69
votes

I often read that lazy is not the same as non-strict but I find it hard to understand the difference. They seem to be used interchangeably but I understand that they have different meanings. I would appreciate some help understanding the difference.

I have a few questions which are scattered about this post. I will summarize those questions at the end of this post. I have a few example snippets, I did not test them, I only presented them as concepts. I have added quotes to save you from looking them up. Maybe it will help someone later on with the same question.

Non-Strict Def:

A function f is said to be strict if, when applied to a nonterminating expression, it also fails to terminate. In other words, f is strict iff the value of f bot is |. For most programming languages, all functions are strict. But this is not so in Haskell. As a simple example, consider const1, the constant 1 function, defined by:

const1 x = 1

The value of const1 bot in Haskell is 1. Operationally speaking, since const1 does not "need" the value of its argument, it never attempts to evaluate it, and thus never gets caught in a nonterminating computation. For this reason, non-strict functions are also called "lazy functions", and are said to evaluate their arguments "lazily", or "by need".

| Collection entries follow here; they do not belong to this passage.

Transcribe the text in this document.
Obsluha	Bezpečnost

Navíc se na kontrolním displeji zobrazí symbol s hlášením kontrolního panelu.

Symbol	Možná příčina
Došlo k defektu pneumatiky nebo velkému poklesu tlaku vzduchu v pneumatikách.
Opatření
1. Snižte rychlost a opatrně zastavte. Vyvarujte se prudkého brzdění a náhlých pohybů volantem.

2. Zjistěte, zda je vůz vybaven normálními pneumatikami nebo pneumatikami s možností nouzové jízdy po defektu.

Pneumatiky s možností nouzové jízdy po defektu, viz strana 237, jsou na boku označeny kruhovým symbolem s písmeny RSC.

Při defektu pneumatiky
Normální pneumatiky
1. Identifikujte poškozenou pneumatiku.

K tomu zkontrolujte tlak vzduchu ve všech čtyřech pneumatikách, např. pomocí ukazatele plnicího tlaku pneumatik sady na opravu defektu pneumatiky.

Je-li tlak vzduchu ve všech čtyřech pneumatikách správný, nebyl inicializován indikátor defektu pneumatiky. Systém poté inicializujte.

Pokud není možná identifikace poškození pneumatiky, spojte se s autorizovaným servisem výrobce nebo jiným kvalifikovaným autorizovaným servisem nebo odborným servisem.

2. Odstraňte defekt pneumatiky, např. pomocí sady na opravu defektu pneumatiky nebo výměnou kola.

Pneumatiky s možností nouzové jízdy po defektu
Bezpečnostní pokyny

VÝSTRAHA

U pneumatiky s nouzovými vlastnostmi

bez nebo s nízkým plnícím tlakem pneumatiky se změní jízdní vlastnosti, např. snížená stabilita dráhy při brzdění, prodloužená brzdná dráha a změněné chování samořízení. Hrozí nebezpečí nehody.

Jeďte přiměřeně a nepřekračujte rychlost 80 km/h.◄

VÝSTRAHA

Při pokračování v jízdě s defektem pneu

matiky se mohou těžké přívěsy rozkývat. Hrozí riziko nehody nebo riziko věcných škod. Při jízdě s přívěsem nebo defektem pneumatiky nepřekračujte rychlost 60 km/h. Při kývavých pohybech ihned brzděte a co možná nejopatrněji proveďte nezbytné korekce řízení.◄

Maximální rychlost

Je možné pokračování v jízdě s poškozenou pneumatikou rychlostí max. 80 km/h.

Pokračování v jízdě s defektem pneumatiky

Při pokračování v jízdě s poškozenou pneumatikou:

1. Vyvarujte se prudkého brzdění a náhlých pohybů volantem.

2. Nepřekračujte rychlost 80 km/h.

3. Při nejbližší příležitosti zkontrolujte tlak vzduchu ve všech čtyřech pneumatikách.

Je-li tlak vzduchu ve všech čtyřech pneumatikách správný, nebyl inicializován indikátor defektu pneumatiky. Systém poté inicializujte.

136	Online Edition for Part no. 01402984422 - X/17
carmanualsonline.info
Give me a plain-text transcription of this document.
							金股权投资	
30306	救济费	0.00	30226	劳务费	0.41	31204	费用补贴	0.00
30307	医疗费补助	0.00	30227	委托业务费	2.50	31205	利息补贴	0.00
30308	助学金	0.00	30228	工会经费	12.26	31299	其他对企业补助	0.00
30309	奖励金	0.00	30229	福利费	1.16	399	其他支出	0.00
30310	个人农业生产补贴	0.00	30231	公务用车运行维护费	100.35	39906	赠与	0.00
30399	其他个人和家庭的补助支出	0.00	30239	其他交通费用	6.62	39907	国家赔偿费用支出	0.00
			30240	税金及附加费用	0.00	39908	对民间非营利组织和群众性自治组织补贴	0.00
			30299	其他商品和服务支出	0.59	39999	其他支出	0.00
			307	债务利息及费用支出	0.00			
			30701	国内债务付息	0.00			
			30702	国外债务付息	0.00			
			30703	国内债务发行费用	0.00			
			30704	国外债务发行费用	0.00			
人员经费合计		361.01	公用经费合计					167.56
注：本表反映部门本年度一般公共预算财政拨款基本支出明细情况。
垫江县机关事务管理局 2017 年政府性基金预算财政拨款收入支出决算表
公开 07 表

-A Gentle Introduction To Haskell: Functions

I really like this definition. It seems the best one I could find for understanding strict. Is const1 x = 1 lazy as well?

Non-strictness means that reduction (the mathematical term for evaluation) proceeds from the outside in,

so if you have (a+(bc)) then first you reduce the +, then you reduce the inner (bc).

-Haskell Wiki: Lazy vs non-strict

The Haskell Wiki really confuses me. I understand what they are saying about order but I fail to see how (a+(b*c)) would evaluate non-strictly if it was pass _|_?

In non-strict evaluation, arguments to a function are not evaluated unless they are actually used in the evaluation of the function body.

Under Church encoding, lazy evaluation of operators maps to non-strict evaluation of functions; for this reason, non-strict evaluation is often referred to as "lazy". Boolean expressions in many languages use a form of non-strict evaluation called short-circuit evaluation, where evaluation returns as soon as it can be determined that an unambiguous Boolean will result — for example, in a disjunctive expression where true is encountered, or in a conjunctive expression where false is encountered, and so forth. Conditional expressions also usually use lazy evaluation, where evaluation returns as soon as an unambiguous branch will result.

-Wikipedia: Evaluation Strategy

Lazy Def:

Lazy evaluation, on the other hand, means only evaluating an expression when its results are needed (note the shift from "reduction" to "evaluation"). So when the evaluation engine sees an expression it builds a thunk data structure containing whatever values are needed to evaluate the expression, plus a pointer to the expression itself. When the result is actually needed the evaluation engine calls the expression and then replaces the thunk with the result for future reference. ...

Obviously there is a strong correspondence between a thunk and a partly-evaluated expression. Hence in most cases the terms "lazy" and "non-strict" are synonyms. But not quite.

-Haskell Wiki: Lazy vs non-strict

This seems like a Haskell specific answer. I take that lazy means thunks and non-strict means partial evaluation. Is that comparison too simplified? Does lazy always mean thunks and non-strict always mean partial evaluation.

In programming language theory, lazy evaluation or call-by-need1 is an evaluation strategy which delays the evaluation of an expression until its value is actually required (non-strict evaluation) and also avoid repeated evaluations (sharing).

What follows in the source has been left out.